Der neuste Fitnesstrend aus den USA ist aufs Kind gekommen: Beim Crawling krabbelt man wie ein Baby. Physiotherapeut Johannes Randolf hat dazu ein Trainingsprogramm kreiert. Wie funktioniert's? Unsere Redaktorinnen haben das Baby-Workout ausprobiert.

Von Fabienne Eisenring und Chantal Hebeisen, im März 2017

Auch Papa krabbelt
Wer lernt hier von wem?: Ein Vater krabbelt mit seinem Baby. Bild: SbytovaMN, iStock, Thinkstock.

Fitnesstrends kommen und gehen. Dieser hier krabbelt nun mal. Babyleicht oder? In den USA gibt es bereits Krabbel-Gruppen, in denen sich Erwachsene auf allen Vieren fit turnen. Auch nach Europa könnte der «Crawling»-Trend demnächst überschwappen. Dazu beitragen will vor allem einer: Johannes Randolf, 49, Tanzlehrer und Physiotherapeut an der Anton Bruckner-Universität in Linz. Mit seinem Buch «Krabble!» plädiert er dafür, die Bewegungsabläufe der Babys fix ins persönliche Fitnesstraining zu integrieren.

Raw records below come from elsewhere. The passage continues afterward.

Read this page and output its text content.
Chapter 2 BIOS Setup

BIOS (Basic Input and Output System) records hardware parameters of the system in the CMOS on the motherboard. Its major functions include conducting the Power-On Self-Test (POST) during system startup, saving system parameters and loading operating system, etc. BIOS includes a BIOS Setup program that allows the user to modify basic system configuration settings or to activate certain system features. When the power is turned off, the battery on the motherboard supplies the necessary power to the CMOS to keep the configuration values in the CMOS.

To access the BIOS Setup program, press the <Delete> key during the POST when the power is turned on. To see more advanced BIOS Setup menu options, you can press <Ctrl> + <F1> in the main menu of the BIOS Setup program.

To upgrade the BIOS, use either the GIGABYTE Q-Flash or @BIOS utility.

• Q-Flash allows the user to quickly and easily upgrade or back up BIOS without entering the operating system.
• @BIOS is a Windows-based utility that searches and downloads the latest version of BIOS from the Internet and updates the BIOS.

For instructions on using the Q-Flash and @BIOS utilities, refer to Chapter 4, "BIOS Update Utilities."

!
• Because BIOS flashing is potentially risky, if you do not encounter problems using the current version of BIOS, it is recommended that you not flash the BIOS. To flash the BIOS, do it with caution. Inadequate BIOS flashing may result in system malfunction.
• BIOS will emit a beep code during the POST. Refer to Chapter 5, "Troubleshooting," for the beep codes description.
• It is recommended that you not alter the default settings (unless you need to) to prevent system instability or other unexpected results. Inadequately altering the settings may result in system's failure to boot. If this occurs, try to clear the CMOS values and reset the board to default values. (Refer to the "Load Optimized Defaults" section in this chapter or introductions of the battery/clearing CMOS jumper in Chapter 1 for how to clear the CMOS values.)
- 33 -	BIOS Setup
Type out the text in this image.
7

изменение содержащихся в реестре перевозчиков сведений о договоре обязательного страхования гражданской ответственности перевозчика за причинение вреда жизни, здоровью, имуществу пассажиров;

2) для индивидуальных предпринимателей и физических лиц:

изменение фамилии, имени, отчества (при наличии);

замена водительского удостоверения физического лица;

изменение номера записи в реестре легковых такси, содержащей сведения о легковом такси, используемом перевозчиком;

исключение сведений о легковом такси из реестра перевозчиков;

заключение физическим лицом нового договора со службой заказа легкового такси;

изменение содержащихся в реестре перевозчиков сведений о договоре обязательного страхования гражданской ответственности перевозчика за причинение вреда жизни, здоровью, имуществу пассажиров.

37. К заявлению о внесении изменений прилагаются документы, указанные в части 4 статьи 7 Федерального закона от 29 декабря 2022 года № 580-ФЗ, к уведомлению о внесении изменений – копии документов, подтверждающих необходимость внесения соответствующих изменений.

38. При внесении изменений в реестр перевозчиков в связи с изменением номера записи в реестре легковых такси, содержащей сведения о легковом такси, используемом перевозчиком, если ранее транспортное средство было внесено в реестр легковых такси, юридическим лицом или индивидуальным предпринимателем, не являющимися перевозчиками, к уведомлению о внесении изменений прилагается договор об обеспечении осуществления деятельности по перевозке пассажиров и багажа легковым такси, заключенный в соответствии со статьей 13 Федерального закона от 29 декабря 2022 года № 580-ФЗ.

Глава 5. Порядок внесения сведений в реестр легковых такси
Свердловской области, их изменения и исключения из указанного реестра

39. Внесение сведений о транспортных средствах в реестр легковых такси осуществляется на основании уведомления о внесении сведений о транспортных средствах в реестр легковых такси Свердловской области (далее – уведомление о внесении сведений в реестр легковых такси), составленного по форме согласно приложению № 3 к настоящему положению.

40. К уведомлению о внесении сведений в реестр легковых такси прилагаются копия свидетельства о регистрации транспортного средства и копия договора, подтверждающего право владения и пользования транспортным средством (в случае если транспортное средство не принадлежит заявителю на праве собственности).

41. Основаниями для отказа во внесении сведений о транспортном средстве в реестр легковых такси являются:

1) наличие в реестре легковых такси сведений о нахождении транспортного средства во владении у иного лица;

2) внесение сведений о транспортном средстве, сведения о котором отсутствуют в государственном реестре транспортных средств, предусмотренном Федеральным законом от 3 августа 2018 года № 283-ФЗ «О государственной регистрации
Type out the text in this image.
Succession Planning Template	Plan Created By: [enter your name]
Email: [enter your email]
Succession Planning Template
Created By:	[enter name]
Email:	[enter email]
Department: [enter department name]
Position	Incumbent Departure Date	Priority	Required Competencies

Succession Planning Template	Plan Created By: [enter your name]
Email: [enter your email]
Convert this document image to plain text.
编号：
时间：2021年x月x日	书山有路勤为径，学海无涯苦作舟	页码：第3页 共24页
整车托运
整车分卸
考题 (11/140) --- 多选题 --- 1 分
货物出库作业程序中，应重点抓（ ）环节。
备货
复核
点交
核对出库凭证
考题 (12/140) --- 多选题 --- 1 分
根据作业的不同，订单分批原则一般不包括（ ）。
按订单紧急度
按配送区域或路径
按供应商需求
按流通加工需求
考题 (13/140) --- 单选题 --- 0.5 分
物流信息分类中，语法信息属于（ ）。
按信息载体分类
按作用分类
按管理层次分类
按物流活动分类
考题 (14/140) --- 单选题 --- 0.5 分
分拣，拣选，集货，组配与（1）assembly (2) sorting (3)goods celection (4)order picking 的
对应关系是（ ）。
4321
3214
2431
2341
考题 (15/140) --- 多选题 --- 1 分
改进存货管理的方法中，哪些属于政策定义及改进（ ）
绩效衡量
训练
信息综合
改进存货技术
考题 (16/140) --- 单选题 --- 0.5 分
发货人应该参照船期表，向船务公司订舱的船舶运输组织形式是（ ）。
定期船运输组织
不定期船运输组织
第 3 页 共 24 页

Wer krabbelt, rostet nicht

Was den Babys auf die Sprünge hilft, müssen wir Redaktorinnen erst wieder lernen. Langes Sitzen gehört zu unserem Berufsalltag und wir damit zur Problemkinder-Gruppe von Johannes Randolf. Als Therapeut hat er festgestellt, dass Bewegungsmangel und einseitiges Training zu körperliches Problemen führen können. Seine steile These: Das von ihm entwickelte Krabbeln sei die einzige ganzheitliche Trainingsmethode, bei welcher der Körper gleichmässig belastet wird und Muskeln zum Einsatz kommen, die auch beim üblichen Krafttraining nie beansprucht werden.

Dreidimensional trainieren

Statt wie beim zweidimensionalen Training im Fitnesscenter würden die Muskeln beim Krabbeln dreidimensional gefordert, was bedeute, dass ganze Muskelketten und das Zusammenspiel einzelner Muskeln trainiert werden. Sein Programm präsentiert Randolf in Form von Schritt-für-Schritt-Anleitungen für Anfänger und Fortgeschrittene. An drei über die Woche verteilten Tagen für je zwanzig Minuten zu krabbeln – das Aufwärmen, Mobilisieren und anschliessende Dehnen nicht mitgezählt – reiche bereits, um den Körper zu stärken. Das Training lässt sich ohne komplizierte Ausrüstung in den eigenen vier Wänden durchführen. Wir wollten wissen, wie dieses Trainingsprogramm, das laut Randolf angeblich auch gegen Alzheimer und Demenz helfen soll, funktioniert und ob es tatsächlich so viel Spass macht, wie der Buchautor verspricht. Lesen Sie auf der nächsten Seite unseren Erfahrungsbericht.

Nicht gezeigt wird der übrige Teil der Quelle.